Macura's thing is making baskets. As a junior he broke the Panthers' single-season scoring record with 765 points. He broke his own record as a senior (933 points and counting) and blew by the program's previous career-scoring leader in only two years as a varsity starter.
Heading into Wednesday's Class 4A quarterfinals against Buffalo, the Xavier-bound standout is two big games away from a 1,000-point season and one average game from fourth place on the Minnesota State High School League's single-season scoring list.
Macura expects himself to score at least 25 a game to keep his team in contention, and more is always a possibility for the 6-5, 180-pound sharpshooter. He scored a career-high 55 earlier this season against Farmington and is coming off a 41-point performance in the Section 1 championship game against Rochester John Marshall. He averages 32.2 points per game.
"If I'm open, I'm going to shoot it," said Macura, who shows no signs of being a selfish player, teammate or person. "I like scoring.
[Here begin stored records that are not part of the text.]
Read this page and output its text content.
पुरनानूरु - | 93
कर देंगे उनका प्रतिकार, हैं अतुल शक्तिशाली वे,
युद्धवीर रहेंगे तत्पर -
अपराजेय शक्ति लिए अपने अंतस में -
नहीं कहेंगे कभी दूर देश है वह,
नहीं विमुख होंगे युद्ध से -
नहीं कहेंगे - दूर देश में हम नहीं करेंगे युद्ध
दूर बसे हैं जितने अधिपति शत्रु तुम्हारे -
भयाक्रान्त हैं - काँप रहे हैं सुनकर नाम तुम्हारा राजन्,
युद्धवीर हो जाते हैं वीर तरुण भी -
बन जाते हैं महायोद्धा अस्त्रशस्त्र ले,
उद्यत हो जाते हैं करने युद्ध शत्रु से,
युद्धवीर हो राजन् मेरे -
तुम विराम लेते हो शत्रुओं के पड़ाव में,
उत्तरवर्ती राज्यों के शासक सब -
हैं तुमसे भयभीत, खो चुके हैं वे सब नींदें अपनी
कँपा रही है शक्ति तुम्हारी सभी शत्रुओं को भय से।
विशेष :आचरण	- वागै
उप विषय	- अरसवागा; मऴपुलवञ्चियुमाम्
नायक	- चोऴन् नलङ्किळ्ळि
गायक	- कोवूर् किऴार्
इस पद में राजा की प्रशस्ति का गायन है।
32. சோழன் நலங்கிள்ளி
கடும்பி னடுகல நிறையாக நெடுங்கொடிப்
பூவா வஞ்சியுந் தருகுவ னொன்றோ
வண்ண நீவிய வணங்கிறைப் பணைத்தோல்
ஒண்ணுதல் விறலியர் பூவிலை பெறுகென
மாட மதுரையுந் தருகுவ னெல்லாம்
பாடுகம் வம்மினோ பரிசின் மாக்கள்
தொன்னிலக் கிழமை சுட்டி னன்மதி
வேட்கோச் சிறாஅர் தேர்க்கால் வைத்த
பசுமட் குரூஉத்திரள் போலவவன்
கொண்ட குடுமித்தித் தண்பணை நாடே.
It's fun."
His dad, Paul Macura, has a picture saved on his phone that best explains his son's unique gift. It captures one of Macura's three-pointers, launched from 5 feet beyond the arc in last year's Class 4A quarterfinals against Park Center. The long ball capped a 19-point comeback to force overtime.
Macura is comfortable heaving shots from anywhere, and his field-goal percentage argues he's good at it. He's made 54.9 percent of his shots this season and has a career 51.3 shooting percentage. His defense needs to improve, he said, but an 81.2 free-throw percentage, four-assists-per-game average, six rebounds per game and just over two steals a game tell of a well-rounded athlete.